Dans le document Les usages du temps libéré (Page 123-128)

. Repères et rythmes : l’enfant et le travail comme seuls donneurs de temps À la fois dans les carnets d’emploi du temps et dans les entretiens, les repères les plus souvent mentionnés et considérés comme les plus signifiants sont de deux ordres.

D’une part, sont fortement sollicités les repères les plus manifestement sociaux, ceux qui relèvent du quotidien et de l’hebdomadaire : les heures, les jours, et un fort marquage de la semaine et de sa séparation avec le week-end, le dimanche.

D’autre part, sont énoncées comme repères des activités elles-mêmes, relevant de deux ordres distincts.

Celles (sur-représentées dans cette catégorie temporelle125) qui sont liées aux

enfants, et aux rythmes auxquels ceux-ci sont soumis et soumettent : la présence et l’absence des enfants eux-mêmes, les levers et les couchers, leurs repas, leurs

125 Ce n’est pas une évidence. Rappelons que tous les parents ne se retrouvent pas dans cette catégorie temporelle, et qu’ils sont au contraire très fortement représentés dans les autres. Nous ne voulons pas dire que ces activités ne sont pas présentes ou même sur-représentées chez des parents classés pourtant dans d’autres catégories. Ce sont l’ensemble des indicateurs et la logique de cohérence de l’ensemble qui comptent.

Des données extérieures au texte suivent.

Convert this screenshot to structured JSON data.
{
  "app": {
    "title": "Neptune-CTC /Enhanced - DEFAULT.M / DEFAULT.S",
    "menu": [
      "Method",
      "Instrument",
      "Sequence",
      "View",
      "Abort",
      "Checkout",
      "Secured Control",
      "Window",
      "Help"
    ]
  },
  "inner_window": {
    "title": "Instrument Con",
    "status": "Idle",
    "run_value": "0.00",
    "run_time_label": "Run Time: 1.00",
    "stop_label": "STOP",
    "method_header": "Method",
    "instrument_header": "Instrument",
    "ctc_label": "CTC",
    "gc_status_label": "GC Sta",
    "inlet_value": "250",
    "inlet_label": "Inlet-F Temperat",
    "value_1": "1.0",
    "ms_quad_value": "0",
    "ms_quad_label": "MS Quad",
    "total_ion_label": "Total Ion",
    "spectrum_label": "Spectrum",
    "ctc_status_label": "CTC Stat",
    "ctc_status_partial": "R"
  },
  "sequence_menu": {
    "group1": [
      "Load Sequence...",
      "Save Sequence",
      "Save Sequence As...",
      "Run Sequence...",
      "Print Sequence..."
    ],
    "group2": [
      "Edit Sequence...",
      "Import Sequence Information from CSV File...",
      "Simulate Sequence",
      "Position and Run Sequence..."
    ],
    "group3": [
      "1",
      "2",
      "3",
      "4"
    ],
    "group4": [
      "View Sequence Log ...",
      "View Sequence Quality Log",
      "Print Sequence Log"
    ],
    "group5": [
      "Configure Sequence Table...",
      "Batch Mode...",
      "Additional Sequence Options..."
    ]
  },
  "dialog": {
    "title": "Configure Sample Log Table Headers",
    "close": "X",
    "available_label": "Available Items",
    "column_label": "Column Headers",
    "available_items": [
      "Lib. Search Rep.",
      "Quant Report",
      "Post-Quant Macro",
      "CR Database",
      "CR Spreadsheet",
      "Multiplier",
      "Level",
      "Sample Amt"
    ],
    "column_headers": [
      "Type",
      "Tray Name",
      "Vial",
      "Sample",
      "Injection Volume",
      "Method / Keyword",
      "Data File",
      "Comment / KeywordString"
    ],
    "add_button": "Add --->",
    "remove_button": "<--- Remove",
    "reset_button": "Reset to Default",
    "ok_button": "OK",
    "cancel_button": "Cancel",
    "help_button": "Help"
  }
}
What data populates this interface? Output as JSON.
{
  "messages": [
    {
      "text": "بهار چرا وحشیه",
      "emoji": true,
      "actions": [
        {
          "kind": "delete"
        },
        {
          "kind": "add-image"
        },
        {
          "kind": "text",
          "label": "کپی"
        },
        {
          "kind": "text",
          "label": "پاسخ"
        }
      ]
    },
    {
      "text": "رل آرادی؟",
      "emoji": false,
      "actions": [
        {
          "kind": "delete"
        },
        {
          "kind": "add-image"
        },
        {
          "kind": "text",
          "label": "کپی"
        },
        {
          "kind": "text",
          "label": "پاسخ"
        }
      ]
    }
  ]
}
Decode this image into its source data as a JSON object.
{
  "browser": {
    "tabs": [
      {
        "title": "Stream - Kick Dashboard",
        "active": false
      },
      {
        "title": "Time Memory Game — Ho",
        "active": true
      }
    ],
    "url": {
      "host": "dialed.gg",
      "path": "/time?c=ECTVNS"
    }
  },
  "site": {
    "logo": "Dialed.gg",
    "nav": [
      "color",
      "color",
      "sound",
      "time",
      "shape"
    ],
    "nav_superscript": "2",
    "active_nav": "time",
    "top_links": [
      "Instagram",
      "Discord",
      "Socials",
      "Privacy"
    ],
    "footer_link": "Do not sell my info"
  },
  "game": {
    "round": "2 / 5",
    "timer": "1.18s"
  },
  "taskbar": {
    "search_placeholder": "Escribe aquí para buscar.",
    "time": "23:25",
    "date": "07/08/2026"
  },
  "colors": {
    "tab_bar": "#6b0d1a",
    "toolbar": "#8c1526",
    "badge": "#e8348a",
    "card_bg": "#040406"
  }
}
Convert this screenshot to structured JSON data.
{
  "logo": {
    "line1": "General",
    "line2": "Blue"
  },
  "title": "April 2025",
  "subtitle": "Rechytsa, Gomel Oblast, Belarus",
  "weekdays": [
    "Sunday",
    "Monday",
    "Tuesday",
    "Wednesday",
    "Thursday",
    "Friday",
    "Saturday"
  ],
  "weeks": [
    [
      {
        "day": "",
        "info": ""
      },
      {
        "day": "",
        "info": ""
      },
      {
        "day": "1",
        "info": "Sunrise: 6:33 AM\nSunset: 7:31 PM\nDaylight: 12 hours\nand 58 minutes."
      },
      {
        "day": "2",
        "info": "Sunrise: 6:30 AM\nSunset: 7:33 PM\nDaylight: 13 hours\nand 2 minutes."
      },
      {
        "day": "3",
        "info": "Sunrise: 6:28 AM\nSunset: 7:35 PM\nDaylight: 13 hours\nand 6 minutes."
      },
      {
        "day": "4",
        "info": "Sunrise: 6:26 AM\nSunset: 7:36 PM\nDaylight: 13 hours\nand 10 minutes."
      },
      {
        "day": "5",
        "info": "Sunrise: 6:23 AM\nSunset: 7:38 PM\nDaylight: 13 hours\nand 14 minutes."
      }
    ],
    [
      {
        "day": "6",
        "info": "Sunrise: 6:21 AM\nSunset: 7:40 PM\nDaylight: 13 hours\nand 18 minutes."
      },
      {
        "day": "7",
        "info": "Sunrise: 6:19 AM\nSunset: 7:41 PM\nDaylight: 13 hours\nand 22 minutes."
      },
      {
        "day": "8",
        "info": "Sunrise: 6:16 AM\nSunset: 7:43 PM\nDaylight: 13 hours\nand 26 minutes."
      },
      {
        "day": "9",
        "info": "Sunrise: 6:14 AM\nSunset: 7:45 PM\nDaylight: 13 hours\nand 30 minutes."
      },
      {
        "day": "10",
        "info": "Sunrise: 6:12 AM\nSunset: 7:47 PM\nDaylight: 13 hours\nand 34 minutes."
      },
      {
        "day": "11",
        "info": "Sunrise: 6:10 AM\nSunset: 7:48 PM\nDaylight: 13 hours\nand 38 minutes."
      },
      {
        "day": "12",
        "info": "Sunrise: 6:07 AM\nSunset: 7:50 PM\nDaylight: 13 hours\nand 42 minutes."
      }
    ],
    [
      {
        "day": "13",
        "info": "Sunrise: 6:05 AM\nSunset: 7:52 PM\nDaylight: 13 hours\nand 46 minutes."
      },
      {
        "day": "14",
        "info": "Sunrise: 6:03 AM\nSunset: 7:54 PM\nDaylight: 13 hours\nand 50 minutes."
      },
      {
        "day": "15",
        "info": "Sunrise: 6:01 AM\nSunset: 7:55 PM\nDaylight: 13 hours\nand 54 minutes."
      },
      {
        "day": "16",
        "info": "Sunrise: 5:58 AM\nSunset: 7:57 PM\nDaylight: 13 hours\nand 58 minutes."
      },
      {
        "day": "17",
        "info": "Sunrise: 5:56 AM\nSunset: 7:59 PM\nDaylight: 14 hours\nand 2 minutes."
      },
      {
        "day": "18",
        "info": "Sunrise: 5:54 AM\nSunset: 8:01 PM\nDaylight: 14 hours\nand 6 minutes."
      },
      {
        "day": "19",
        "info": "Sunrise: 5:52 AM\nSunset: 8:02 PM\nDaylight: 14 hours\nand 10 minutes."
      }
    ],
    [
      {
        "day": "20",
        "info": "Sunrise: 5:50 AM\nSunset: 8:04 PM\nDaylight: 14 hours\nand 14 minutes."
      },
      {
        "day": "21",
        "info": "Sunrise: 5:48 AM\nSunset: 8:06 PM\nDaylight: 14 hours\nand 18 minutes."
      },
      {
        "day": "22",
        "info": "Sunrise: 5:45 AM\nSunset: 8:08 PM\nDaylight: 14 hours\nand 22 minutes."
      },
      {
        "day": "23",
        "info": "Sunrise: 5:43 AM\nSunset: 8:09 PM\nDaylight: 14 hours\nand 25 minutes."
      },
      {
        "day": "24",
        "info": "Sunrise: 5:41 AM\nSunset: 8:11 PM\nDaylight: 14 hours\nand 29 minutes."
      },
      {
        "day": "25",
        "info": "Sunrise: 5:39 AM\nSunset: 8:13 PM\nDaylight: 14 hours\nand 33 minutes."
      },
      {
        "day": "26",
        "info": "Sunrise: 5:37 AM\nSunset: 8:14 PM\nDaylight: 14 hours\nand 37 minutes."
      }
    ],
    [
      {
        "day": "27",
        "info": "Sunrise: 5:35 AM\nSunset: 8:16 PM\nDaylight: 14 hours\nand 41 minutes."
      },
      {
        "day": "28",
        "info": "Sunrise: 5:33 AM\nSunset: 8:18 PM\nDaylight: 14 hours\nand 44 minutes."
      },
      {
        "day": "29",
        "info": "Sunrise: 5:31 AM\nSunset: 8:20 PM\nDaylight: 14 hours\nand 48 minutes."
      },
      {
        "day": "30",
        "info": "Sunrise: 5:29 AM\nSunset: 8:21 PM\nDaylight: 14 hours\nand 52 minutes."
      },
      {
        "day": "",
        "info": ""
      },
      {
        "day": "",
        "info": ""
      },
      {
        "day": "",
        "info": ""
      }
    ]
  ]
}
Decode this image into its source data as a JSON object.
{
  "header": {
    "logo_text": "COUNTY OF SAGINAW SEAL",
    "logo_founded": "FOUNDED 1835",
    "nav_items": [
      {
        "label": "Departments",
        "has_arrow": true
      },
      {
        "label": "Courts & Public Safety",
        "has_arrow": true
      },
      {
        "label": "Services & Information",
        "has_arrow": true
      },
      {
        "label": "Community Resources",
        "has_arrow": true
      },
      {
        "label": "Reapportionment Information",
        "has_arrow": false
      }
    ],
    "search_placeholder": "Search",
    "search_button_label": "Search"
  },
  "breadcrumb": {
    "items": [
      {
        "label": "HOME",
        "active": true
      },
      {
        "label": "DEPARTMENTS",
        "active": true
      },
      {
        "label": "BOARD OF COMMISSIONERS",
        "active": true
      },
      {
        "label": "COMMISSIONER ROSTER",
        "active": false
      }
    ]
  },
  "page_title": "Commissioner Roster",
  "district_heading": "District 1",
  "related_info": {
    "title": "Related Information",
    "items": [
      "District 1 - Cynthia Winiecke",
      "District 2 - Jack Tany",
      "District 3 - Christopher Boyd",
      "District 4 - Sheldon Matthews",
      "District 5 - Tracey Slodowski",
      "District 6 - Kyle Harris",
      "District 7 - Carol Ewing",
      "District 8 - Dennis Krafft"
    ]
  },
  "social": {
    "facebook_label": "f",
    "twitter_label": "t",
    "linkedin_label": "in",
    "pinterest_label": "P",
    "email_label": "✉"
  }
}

activités diverses (jeux, activités manuelles, TV). Les rythmes scolaires y sont particulièrement prégnants à travers l’opposition claire temps école vs temps hors école.

Les enfants, là je les ai pas [ils sont chez les grands-parents], ben, c’est mort quoi, c’est inexistant quoi. (Michèle, infirmière)

C’est Lulu (sa fille) qui vient nous réveiller. Le matin on se lève, il faut préparer les filles. Norbert part amener Lulu à l’école. Moi je pars amener Justine chez la nourrice. (…) C’est assez quadrillé en fait, quadrillé par les filles. (…) C’est que les filles ça apporte des horaires nécessaires. Et après ça fait tout un tas de choses très différentes à s’occuper et à gérer. (Héloïse, architecte salariée)

L’arrivée des gosses m’a obligé à structurer mon temps libre. (…) Il y a beaucoup de tâches quotidiennes répétées en fait. (…)

Dès que je me lève, c’est le petit dej des enfants. (…) Le mercredi, mes activités, en fait, c’est les activités de mes enfants. (…)

Je rentre, je vais récupérer les enfants. Je rentre avec les enfants, je prépare à manger, ou c’est le bain et puis après on mange, on se met à table, ma femme rentre, on a mangé et tout ça, tout le monde au lit et puis on regarde la télé. (…)

Y’a pas d’heure fixe sauf en semaine quand les enfants vont à l’école. (Honoré, technicien RATP)

À cet ordre d’activités vient se rattacher largement l’ensemble des activités ménagères et domestiques, soit parce qu’elles sont menées dans les séquences d’activités simultanément à des tâches liées aux enfants, soit parce qu'elles ont les enfants comme destinataires.

D’autre part, le travail lui-même et ses rythmes fonctionnent comme le second ordre d’activités à l’aune duquel on va étalonner toutes les autres activités.

Il y a les jours de travail et les autres jours. (Denise, employée de commerce)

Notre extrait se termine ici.